Harmonization sheet instructions"
In psHarmonize: Creates a Harmonized Dataset Based on a Set of Instructions

knitr::opts_chunk$set(
  collapse = TRUE,
  comment = "#>"
)

library(dplyr)
library(knitr)
library(stringr)
library(tidyr)
library(glue)
library(purrr)

library(psHarmonize)

The harmonization sheet is the input for the harmonization function. It also serves as the set of instructions for recoding (if any) of your variables.

There are two different types of modifications you can choose from: - Recode category - Function

Recode category

Recode category will let you change values of a categorizal variable. For example, if you have a variable with values of 1s and 0s, and you want your harmonized variable to have "Yes"s and "No"s, you can use the recode category option.

Cohort A has an education variable with the values of 1-5. They correspond to values such as "No education", "Completed grade school", etc.

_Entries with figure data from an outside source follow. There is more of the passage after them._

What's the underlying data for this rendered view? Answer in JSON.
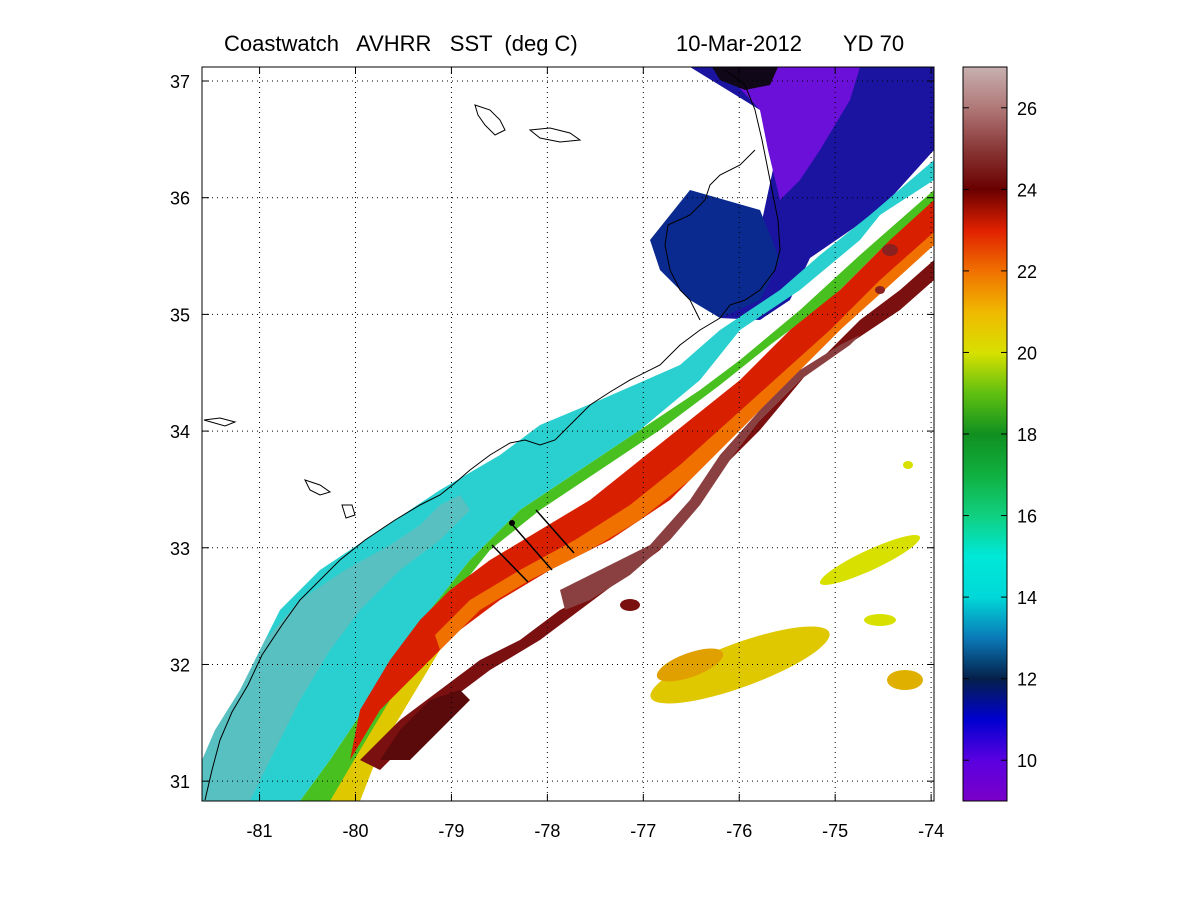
{
  "title": {
    "product": "Coastwatch   AVHRR   SST  (deg C)",
    "date": "10-Mar-2012",
    "yearday": "YD 70"
  },
  "map": {
    "lon_range": [
      -81.6,
      -73.97
    ],
    "lat_range": [
      30.83,
      37.12
    ],
    "xticks": [
      {
        "value": -81,
        "label": "-81"
      },
      {
        "value": -80,
        "label": "-80"
      },
      {
        "value": -79,
        "label": "-79"
      },
      {
        "value": -78,
        "label": "-78"
      },
      {
        "value": -77,
        "label": "-77"
      },
      {
        "value": -76,
        "label": "-76"
      },
      {
        "value": -75,
        "label": "-75"
      },
      {
        "value": -74,
        "label": "-74"
      }
    ],
    "yticks": [
      {
        "value": 31,
        "label": "31"
      },
      {
        "value": 32,
        "label": "32"
      },
      {
        "value": 33,
        "label": "33"
      },
      {
        "value": 34,
        "label": "34"
      },
      {
        "value": 35,
        "label": "35"
      },
      {
        "value": 36,
        "label": "36"
      },
      {
        "value": 37,
        "label": "37"
      }
    ],
    "grid": "dotted"
  },
  "colorbar": {
    "range": [
      9,
      27
    ],
    "ticks": [
      {
        "value": 10,
        "label": "10"
      },
      {
        "value": 12,
        "label": "12"
      },
      {
        "value": 14,
        "label": "14"
      },
      {
        "value": 16,
        "label": "16"
      },
      {
        "value": 18,
        "label": "18"
      },
      {
        "value": 20,
        "label": "20"
      },
      {
        "value": 22,
        "label": "22"
      },
      {
        "value": 24,
        "label": "24"
      },
      {
        "value": 26,
        "label": "26"
      }
    ],
    "stops": [
      {
        "value": 9,
        "color": "#7a00c8"
      },
      {
        "value": 10,
        "color": "#5a00e0"
      },
      {
        "value": 11,
        "color": "#0000d0"
      },
      {
        "value": 12,
        "color": "#05204a"
      },
      {
        "value": 13,
        "color": "#0a7ab8"
      },
      {
        "value": 14,
        "color": "#00d8d8"
      },
      {
        "value": 15,
        "color": "#00e8d8"
      },
      {
        "value": 16,
        "color": "#10d080"
      },
      {
        "value": 17,
        "color": "#10b040"
      },
      {
        "value": 18,
        "color": "#109020"
      },
      {
        "value": 19,
        "color": "#60c010"
      },
      {
        "value": 20,
        "color": "#d8e000"
      },
      {
        "value": 21,
        "color": "#f0b800"
      },
      {
        "value": 22,
        "color": "#f07000"
      },
      {
        "value": 23,
        "color": "#e02000"
      },
      {
        "value": 24,
        "color": "#6a0000"
      },
      {
        "value": 25,
        "color": "#8a3838"
      },
      {
        "value": 26,
        "color": "#b07878"
      },
      {
        "value": 27,
        "color": "#c8b0b0"
      }
    ]
  }
}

If we want to harmonize these values from 1-5, to harmonized values, we can use the recode category option. In this example we will harmonize the coded values to "No education/grade school", "High school", and "College".

The table below shows how these values relate to each other.

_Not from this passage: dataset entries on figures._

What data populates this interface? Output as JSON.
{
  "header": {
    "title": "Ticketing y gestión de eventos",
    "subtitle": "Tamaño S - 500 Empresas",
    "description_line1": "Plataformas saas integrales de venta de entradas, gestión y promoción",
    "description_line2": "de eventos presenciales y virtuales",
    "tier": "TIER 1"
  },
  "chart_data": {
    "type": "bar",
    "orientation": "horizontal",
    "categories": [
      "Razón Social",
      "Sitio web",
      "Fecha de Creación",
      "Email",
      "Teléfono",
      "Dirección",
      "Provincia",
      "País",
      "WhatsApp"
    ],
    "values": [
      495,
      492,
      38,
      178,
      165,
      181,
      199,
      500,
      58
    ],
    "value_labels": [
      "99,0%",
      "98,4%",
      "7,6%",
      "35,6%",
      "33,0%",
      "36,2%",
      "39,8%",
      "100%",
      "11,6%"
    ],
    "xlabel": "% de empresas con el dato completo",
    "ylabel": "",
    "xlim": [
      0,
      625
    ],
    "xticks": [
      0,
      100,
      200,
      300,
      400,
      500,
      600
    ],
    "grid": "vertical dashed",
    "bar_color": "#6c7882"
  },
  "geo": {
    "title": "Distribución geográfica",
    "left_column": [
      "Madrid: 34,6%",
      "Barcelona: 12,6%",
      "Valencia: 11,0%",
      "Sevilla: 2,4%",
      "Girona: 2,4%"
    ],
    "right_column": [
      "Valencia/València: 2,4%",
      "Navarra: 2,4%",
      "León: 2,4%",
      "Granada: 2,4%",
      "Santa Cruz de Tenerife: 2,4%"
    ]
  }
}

Coded values | Coded value meaning | Harmonized values -------------|------------------------|--------------------------- 1 | No education | No education/grade school 2 | Completed grade school | No education/grade school 3 | Jr-High School | High school 4 | Completed High School | High school 5 | Some college | College

In the harmonization sheet you will want to enter recode category in the code_type column. You will then type the code pairings in the code1 column with an = sign (1 = Yes for example).

harmonization_sheet_example %>%
  filter(study == 'Cohort A' & item == 'education') %>%
  select(code_type, code1) %>%
  kable()

The harmonization function will then code every value that is a 1 as "No education/grade school", 2 as "No education/grade school", etc.

Function

If you want to convert a continuous variable (lbs to kg for example), you can use the function option. To do this you would enter function into code_type. In code1 you would enter a function, with x as your input variable.

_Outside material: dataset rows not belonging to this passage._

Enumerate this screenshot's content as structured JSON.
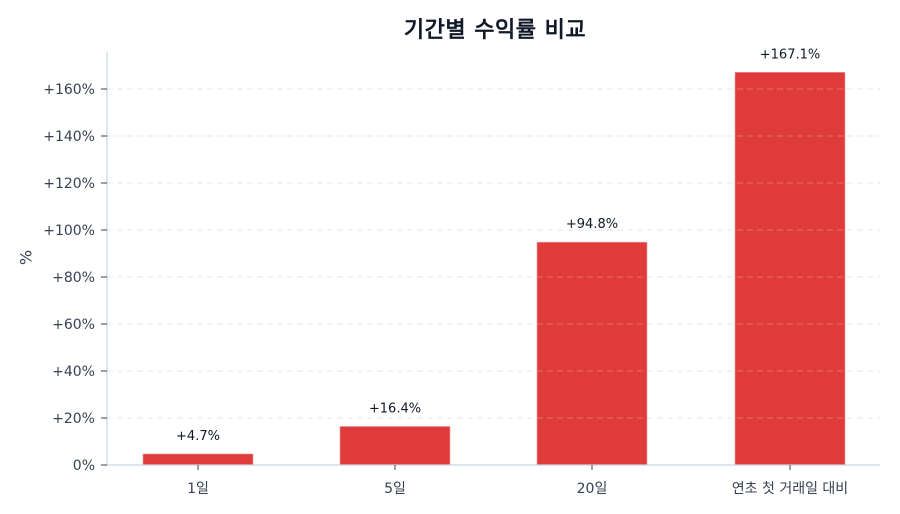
{
  "chart_data": {
    "type": "bar",
    "title": "기간별 수익률 비교",
    "xlabel": "",
    "ylabel": "%",
    "categories": [
      "1일",
      "5일",
      "20일",
      "연초 첫 거래일 대비"
    ],
    "values": [
      4.7,
      16.4,
      94.8,
      167.1
    ],
    "value_labels": [
      "+4.7%",
      "+16.4%",
      "+94.8%",
      "+167.1%"
    ],
    "ylim": [
      0,
      175
    ],
    "yticks": [
      0,
      20,
      40,
      60,
      80,
      100,
      120,
      140,
      160
    ],
    "ytick_labels": [
      "0%",
      "+20%",
      "+40%",
      "+60%",
      "+80%",
      "+100%",
      "+120%",
      "+140%",
      "+160%"
    ],
    "grid": "horizontal dashed",
    "legend": null,
    "bar_color": "#e03b3b"
  },
  "colors": {
    "bar": "#e03b3b",
    "grid": "#e5e7eb",
    "axis": "#cbd5e1",
    "text": "#374151",
    "title": "#111827"
  }
}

For example, Cohort A has weight variables stored as pounds. If we want to convert these values to kilograms, we can enter the following into code: x / 2.205.

harmonization_sheet_example %>%
  filter(study == 'Cohort A' & item == 'weight') %>%
  select(code_type, code1) %>%
  kable()

Functions (multiple variables input)

If you have a function that requires multiple variables as input, you can add multiple source_item variables seperated by a semicolon:

var_1; var_2

You can then refer to the variables in code1 by x1, x2, etc. If you wanted to add the two variables together you could write the following in code1.

x1 + x2

Multi step variables

If you need to refer to a variable you previously made you can use "previous_dataset" in source_dataset. Make sure to refer to the variables as their new names (in item), and use "ID" as the id_var.